There are two specific role-based access control (RBAC) roles associated with the Microsoft 365 Lighthouse: Admin Agent and Helpdesk Agent. The former has permission to change most settings, whereas the latter can view everything but only reset passwords, block sign-ins, and update customer contact / website details. 

Microsoft recommends using Privileged Identity Management (PIM), a feature in AAD Premium P2 (in the partner tenant) to enforce the principle of least privilege so that a Helpdesk Agent can be eligible to be an Admin Agent but must go through a PIM workflow, which can include entering a service ticket, being approved by a supervisor and perform an MFA to elevate to that permission, for a restricted time of a few hours.

Security baselines are a key feature in Microsoft 365 Lighthouse. Today, you can’t edit them; there are six default baselines:

• Require MFA for admins (CA report only policy)

• Require MFA for end users (CA report only policy)

• Block legacy authentication (CA report only policy)

• Enroll devices in MEM & Azure AD Join

• Antivirus policy – a Device Configuration profile

• Windows 10 Compliance policy

In the baseline area, I can see the Default baseline and apply it to groups of clients. Note that the three Conditional Access policies are reported only and thus won’t actually enforce the setting. Just give you reports on where it would have been applied. This is a good way to get a grip on the state of MFA and legacy authentication usage across your tenants but in today’s security-challenged business landscape, it’s vital to move to enforcing MFA and disabling the legacy protocols as soon as possible.

There are two other areas in Microsoft 365 Lighthouse: Windows 365 gives a view of any Cloud PCs in your client’s tenants and their network connections to on-premises. I don’t have any clients using Windows 365 yet, but it makes great sense to surface this information in Lighthouse.

The final area is Service health, which shows advisories and incidents across Teams / Microsoft 365 / Exchange Online and another 20 services. It’s the same view as in the Microsoft 365 Admin Centre, but having it handy in this portal makes sense.

Conclusion

This is a public preview, and both the functionality and requirements are a bit limited, but I suspect this will change as feedback comes to Microsoft, particularly now that it’s in public preview. There’s a specific UserVoice for Microsoft 365 Lighthouse – join here.

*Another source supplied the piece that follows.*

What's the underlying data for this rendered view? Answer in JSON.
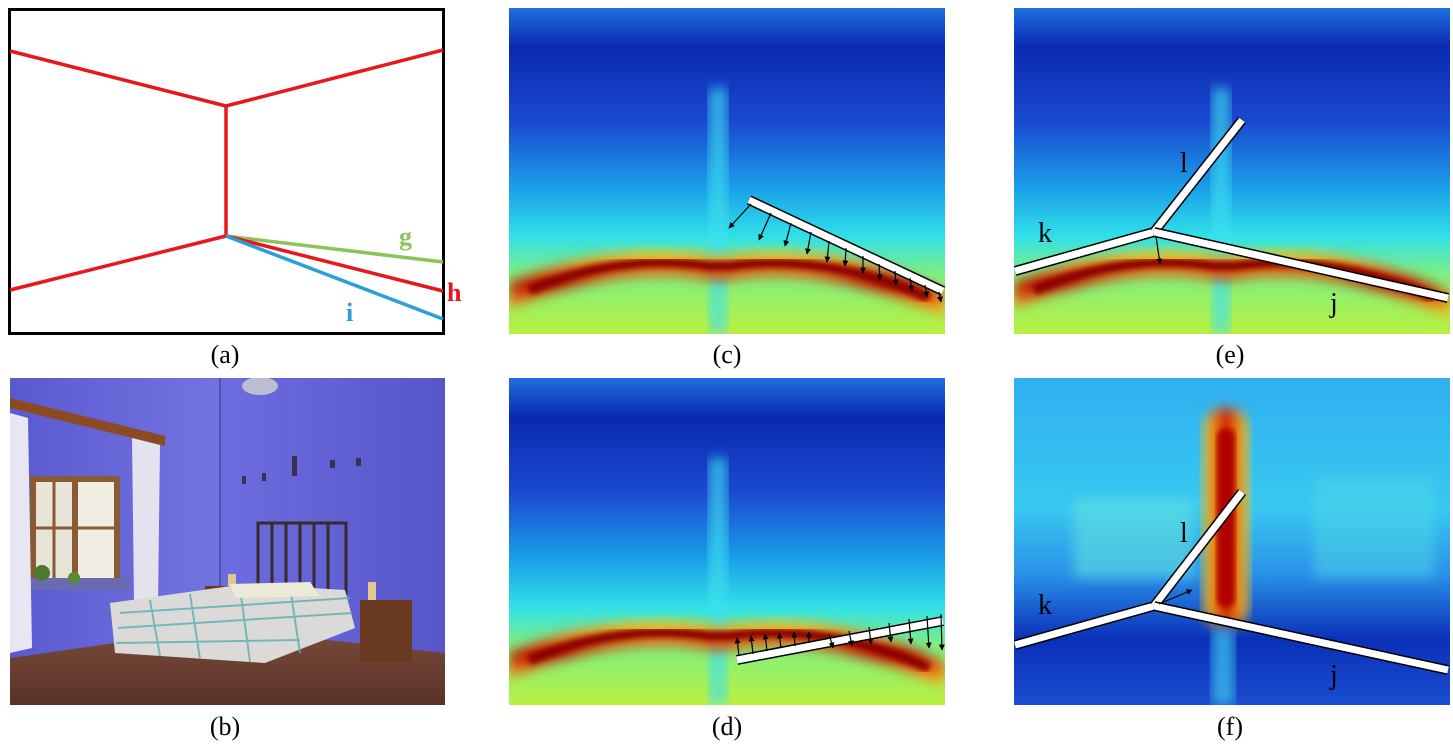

I think Microsoft 365 Lighthouse will be a game-changer for MSPs. It’s a shift in how you manage your clients’ digital estates at scale, and I suspect that it’ll find fans in both large and small MSPs. At this stage, I have questions about the shared MSP model, which works in Azure Lighthouse, where you can have one MSP managing your backups and IaaS VMs and another MSP handling your databases. Today, that’s not supported in Microsoft 365 Lighthouse.

Another concern is the overlap with third-party MSP management tools, and my initial take is that I’m far more likely to trust Microsoft to get security right rather than the RMM software vendors of today (especially given recent news), plus a first-party provided tool is always preferable to me personally. Full disclosure – I don’t use an MSP tool in my business, but I do rely on N-Able Take Control for remote access to devices.

Microsoft 365 Lighthouse isn’t replacing a Remote Monitoring and Management (RMM) tool today. Once the functionality is expanded, I can see this being one of the main tools in your MSP toolbox.